Annemi öyle feryat figan bir halde görünce dayanamadım. Tomografi çekmeye çalışan görevlinin yakasına yapıştım kardeşim nerde babam nerde hocam cevap verin bana dedim. Görevliler ne yapacaklarını şaşırdılar. Anneniz burada kardeşiniz de kapının önünde ki sedyede diyince. İkinci bir şok yaşadım.
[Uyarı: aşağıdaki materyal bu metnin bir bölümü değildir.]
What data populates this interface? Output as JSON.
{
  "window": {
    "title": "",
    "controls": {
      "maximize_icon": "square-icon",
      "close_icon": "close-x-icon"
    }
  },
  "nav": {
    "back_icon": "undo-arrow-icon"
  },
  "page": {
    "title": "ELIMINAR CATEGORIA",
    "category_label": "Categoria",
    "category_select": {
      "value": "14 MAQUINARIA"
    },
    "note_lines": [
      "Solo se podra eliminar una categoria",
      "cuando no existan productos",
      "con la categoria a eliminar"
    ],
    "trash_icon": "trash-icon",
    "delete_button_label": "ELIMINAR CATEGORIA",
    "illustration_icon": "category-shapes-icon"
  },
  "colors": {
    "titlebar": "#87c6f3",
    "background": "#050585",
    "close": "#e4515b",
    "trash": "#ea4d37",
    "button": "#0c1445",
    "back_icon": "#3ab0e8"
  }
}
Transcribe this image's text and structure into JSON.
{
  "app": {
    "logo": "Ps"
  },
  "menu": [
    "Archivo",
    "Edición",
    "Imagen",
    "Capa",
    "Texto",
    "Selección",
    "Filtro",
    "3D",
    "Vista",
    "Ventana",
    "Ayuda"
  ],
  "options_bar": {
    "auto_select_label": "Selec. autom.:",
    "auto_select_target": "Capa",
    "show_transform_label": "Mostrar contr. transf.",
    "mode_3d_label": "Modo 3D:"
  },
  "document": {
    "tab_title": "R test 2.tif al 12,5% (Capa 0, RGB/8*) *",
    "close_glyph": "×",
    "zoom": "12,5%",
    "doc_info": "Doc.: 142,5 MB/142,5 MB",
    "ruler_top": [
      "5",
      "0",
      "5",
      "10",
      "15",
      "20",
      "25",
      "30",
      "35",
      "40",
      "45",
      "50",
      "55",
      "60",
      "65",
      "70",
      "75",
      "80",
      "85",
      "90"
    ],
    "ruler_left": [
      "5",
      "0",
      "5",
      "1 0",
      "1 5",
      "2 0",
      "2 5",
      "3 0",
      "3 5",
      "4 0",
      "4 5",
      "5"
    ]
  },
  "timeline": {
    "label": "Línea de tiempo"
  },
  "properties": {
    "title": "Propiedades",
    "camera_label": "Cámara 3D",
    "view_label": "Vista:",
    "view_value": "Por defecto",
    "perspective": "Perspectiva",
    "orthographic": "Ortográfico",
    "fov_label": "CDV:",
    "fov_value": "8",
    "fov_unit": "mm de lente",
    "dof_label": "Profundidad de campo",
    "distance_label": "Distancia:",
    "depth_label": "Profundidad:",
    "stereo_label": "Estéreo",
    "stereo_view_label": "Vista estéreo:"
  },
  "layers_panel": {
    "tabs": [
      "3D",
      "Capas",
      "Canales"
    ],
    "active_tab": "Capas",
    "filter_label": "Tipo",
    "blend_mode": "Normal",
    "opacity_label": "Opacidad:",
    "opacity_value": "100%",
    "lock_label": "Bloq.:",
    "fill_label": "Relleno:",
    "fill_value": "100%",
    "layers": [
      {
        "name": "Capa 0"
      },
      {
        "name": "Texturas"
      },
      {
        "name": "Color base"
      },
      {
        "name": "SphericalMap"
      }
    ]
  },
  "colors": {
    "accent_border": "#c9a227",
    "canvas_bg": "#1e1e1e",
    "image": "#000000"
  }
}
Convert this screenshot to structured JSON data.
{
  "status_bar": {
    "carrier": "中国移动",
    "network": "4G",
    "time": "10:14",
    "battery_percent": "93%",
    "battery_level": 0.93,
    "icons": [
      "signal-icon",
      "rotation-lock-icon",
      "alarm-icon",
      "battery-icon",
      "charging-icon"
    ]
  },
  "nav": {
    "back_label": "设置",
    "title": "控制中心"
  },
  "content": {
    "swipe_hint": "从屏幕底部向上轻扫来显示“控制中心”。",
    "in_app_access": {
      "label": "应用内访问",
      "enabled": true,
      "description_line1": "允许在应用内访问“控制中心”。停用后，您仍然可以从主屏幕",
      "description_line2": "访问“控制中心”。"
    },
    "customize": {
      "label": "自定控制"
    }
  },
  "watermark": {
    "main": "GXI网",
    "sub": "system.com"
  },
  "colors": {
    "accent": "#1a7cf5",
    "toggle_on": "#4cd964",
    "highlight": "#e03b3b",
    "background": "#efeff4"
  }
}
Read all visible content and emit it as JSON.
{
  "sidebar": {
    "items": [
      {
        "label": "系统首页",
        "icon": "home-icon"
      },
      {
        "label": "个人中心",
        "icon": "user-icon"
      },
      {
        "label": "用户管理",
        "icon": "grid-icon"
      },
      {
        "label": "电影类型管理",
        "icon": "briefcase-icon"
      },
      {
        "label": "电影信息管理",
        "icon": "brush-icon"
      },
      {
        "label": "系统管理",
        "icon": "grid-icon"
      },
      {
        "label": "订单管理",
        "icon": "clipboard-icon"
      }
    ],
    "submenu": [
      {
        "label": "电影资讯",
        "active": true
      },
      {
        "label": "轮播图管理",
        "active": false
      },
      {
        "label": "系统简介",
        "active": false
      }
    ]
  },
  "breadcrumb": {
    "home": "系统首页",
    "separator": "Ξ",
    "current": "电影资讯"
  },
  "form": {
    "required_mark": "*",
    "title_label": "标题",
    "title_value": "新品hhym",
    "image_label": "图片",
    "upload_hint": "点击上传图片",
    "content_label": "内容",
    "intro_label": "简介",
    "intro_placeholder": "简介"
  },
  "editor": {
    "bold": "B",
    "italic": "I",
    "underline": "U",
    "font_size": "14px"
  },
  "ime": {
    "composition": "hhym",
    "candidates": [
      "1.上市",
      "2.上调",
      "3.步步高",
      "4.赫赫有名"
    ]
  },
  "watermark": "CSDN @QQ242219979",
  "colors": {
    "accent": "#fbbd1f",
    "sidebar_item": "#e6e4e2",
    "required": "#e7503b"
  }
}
Büyük bir zorlukla kafamı yarım yamalak kapının önüne çevirdim. Gerçekten de kapı önündeki sedyenin üzerinde kardeşimin kıyafetlerine benzeyen , tıpkı onun gibi sacları olan bir kız çocuğu saçlarının neredeyse tamamı kan olmuş kendinden geçmiş ve titremekte idi. Belli ki şok geçiriyordu. Kız kardeşimi kan kokularının içinde de olsa , az da olsa üzerine sıktığı parfüm kokusundan tanıdım. O nu o halde görünce kendimi kaybetmişim. Görevliler beni güçlükle kaldırıp birkaç oda ilerideki lavaboya taşıdılar elime yüzüme su çarpıp bileklerimi ovuşturdular. Az da olsa kendime geldim ve hemen annemin ve kardeşimin yanına dondum. Görevliler hala annemin tomografi görüntüsünü alabilmiş değillerdi. Görevli benden annemi sakinleştirmemi en azından birkaç dakika görüntüyü alana kadar sakinleştirmemi aksı taktirde kız kardeşimin durumun kritik olduğunu anlattılar. Annem Allahtan duymamıştı. Tam o sırada Ümit ağabeyim ve birkaç akrabam hastaneye geldiler. Annemi bin bir güçlükle birkaç dakika sakinleştirdik ve görüntü almayı başardık. Daha sonra kız kardeşimi cihaza yatırdık. Kardeşim tekrar kendinden geçmiş bir şekilde titremeye başlayınca ben yine bayılacak gibi oldum. Eğer ümit ağabeyim tutmasaymış basımı çarpacakmışım. Beni hemen uzaklaştırdılar odadan ve acil kapısından hava almam ıcın çıkardılar. Ağabeyim elime bir sigara tutuşturdu. Diğer akrabalarım ise kız kardeşimin ve annemin diğer işlemlerini devam ettirmişler doktorun gelmesini bekliyorlarmış. Sigaram bitip kendimi biraz toparladığımda tekrar içeri girdim , akrabalarım doktorla görüşüyorlarmış. Doktor kız kardeşimin durumunun kritik olduğunu ve fazla hareket ettirilmeden yoğun bakıma alınmasını söyledi. Görevliler kız kardeşimi alıp götürdüler. Doktor da konuşmasına devam etti. Annemin vücudunda pek çok kırık ve iç kanama tehlikesi olduğunu ancak hastanenin yeterli ekipman ve doktoru olmadığı için annemi Afyon Kocatepe Üniversitesi Hastanesine sevk edilmesi gerektiğini söyledi. Hastaneyle görüşüp annemin durumunu açıklayacağını bu sırada onun yanında bir refakatçi gitmesi gerektiğini söylediği için bende hemen Ablamın kocası olan Alphan Eniştemi aradım. Eniştem durumu ablama çaktırmadan hemen geldi. Eniştem ve ben dayı olgum Ümit ile beraber bir ambulansa binip annemi hemen A.K.Ü ye götürmek üzere yola cıktık.